One member of staff expressed concern that rattling keys could “intensity the ‘prison’ atmosphere” and others worried that it added “to the feeling of illness”, caused “agitation” or made patients “passive”. Staff also talked about difficult issues relating to voluntary patients who didn’t need to be locked in.

Locked doors also made staff question their role. “At the same time that you are caring for a patient you must be a sort of guard too” said one respondent. Other staff said it made them feel “shut-in”.

There was also practical concern that locked doors could be a hindrance in an emergency.

Just over half of the staff surveyed (53 per cent) had also worked on an open door psychiatric unit.
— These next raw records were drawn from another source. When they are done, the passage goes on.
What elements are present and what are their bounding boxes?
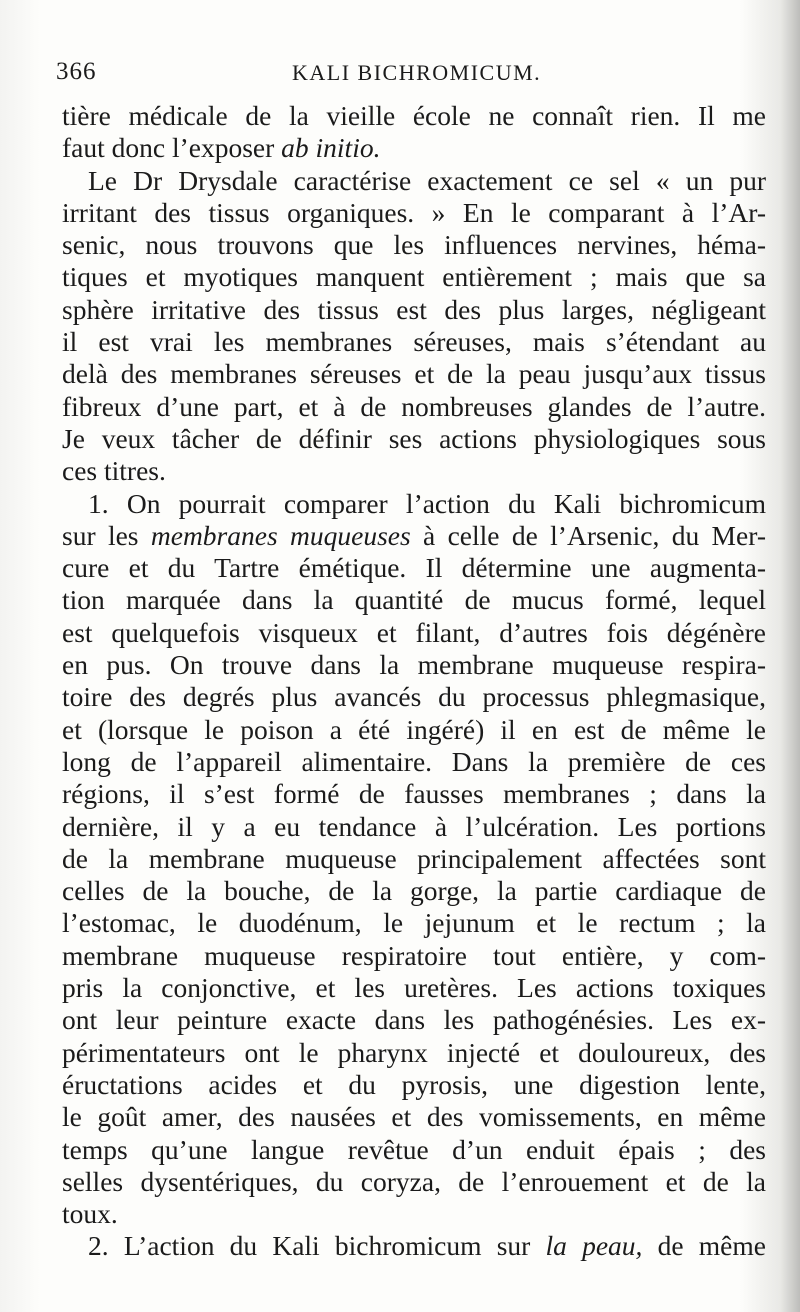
text-line: long de l’appareil alimentaire. Dans la première de ces: [62, 745, 766, 777]
italic-phrase: membranes muqueuses: [150, 519, 411, 551]
text-line: pris la conjonctive, et les uretères. Les actions toxiques: [62, 972, 766, 1004]
text-line: l’estomac, le duodénum, le jejunum et le rectum ; la: [62, 907, 766, 939]
text-line: selles dysentériques, du coryza, de l’enrouement et de la: [62, 1165, 766, 1197]
text-line: et (lorsque le poison a été ingéré) il en est de même le: [62, 713, 766, 745]
text-line: [62, 132, 766, 164]
page-number: 366: [56, 58, 97, 85]
text-segment: faut donc l’exposer: [62, 132, 282, 164]
text-segment: de même: [642, 1230, 766, 1262]
text-line: ces titres.: [62, 455, 166, 487]
text-line: senic, nous trouvons que les influences nervines, héma-: [62, 229, 766, 261]
body-text: [62, 100, 766, 1263]
text-line: 1. On pourrait comparer l’action du Kali bichromicum: [88, 487, 766, 519]
text-segment: 2. L’action du Kali bichromicum sur: [88, 1230, 546, 1262]
text-line: périmentateurs ont le pharynx injecté et douloureux, des: [62, 1036, 766, 1068]
text-line: de la membrane muqueuse principalement affectées sont: [62, 842, 766, 874]
text-line: est quelquefois visqueux et filant, d’autres fois dégénère: [62, 616, 766, 648]
text-line: [62, 520, 766, 552]
text-line: irritant des tissus organiques. » En le comparant à l’Ar-: [62, 196, 766, 228]
text-line: il est vrai les membranes séreuses, mais s’étendant au: [62, 326, 766, 358]
text-line: toire des degrés plus avancés du processus phlegmasique,: [62, 681, 766, 713]
text-line: sphère irritative des tissus est des plus larges, négligeant: [62, 293, 766, 325]
text-line: éructations acides et du pyrosis, une digestion lente,: [62, 1068, 766, 1100]
text-line: membrane muqueuse respiratoire tout entière, y com-: [62, 939, 766, 971]
text-line: [62, 1230, 766, 1262]
running-head: [56, 58, 776, 92]
text-line: toux.: [62, 1198, 118, 1230]
italic-phrase: ab initio.: [281, 132, 381, 164]
text-segment: à celle de l’Arsenic, du Mer-: [410, 519, 766, 551]
text-line: dernière, il y a eu tendance à l’ulcération. Les portions: [62, 810, 766, 842]
text-line: ont leur peinture exacte dans les pathogénésies. Les ex-: [62, 1004, 766, 1036]
text-line: Le Dr Drysdale caractérise exactement ce sel « un pur: [88, 164, 766, 196]
text-line: en pus. On trouve dans la membrane muqueuse respira-: [62, 649, 766, 681]
text-line: cure et du Tartre émétique. Il détermine une augmenta-: [62, 552, 766, 584]
text-line: tière médicale de la vieille école ne connaît rien. Il me: [62, 100, 766, 131]
text-line: fibreux d’une part, et à de nombreuses glandes de l’autre.: [62, 390, 766, 422]
text-line: temps qu’une langue revêtue d’un enduit épais ; des: [62, 1133, 766, 1165]
text-line: tiques et myotiques manquent entièrement ; mais que sa: [62, 261, 766, 293]
text-line: delà des membranes séreuses et de la peau jusqu’aux tissus: [62, 358, 766, 390]
text-line: tion marquée dans la quantité de mucus formé, lequel: [62, 584, 766, 616]
text-line: le goût amer, des nausées et des vomissements, en même: [62, 1101, 766, 1133]
text-line: celles de la bouche, de la gorge, la partie cardiaque de: [62, 875, 766, 907]
text-line: régions, il s’est formé de fausses membranes ; dans la: [62, 778, 766, 810]
text-segment: sur les: [62, 519, 151, 551]
text-line: Je veux tâcher de définir ses actions physiologiques sous: [62, 422, 766, 454]
running-title: KALI BICHROMICUM.: [292, 60, 542, 85]
italic-phrase: la peau,: [545, 1230, 643, 1262]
The majority (70 per cent) were female and the average age of the 20 registered nurses was 52 – five years older than the 20 mental health nurse assistants.

The registered nurses had been working in their current role for an average of 10 years, compared with eight years for the nurse assistants.

39 of the 40 participants mentioned both advantages and disadvantages during their taped interviews, which averaged 20 minutes and were carried out by an interviewer with extensive experience of working in mental health care.

One participant – a mental health nursing assistant – mentioned only disadvantages.

Both groups cited an almost equal number of advantages, but registered nurses mentioned more than 27 per cent more disadvantages.

Another survey carried out in the same year as this research found that three-quarters of Swedish psychiatric units were locked.

“It’s clear from our research that staff have mixed feelings about locked door psychiatric units” concludes Kristina Haglund.

“On the one hand locked doors can undermine the purpose of the care being provided. But on the other hand, they can help staff to provide patients with a structured and safe environment that reduces the risk of them leaving the ward and harming themselves or others.”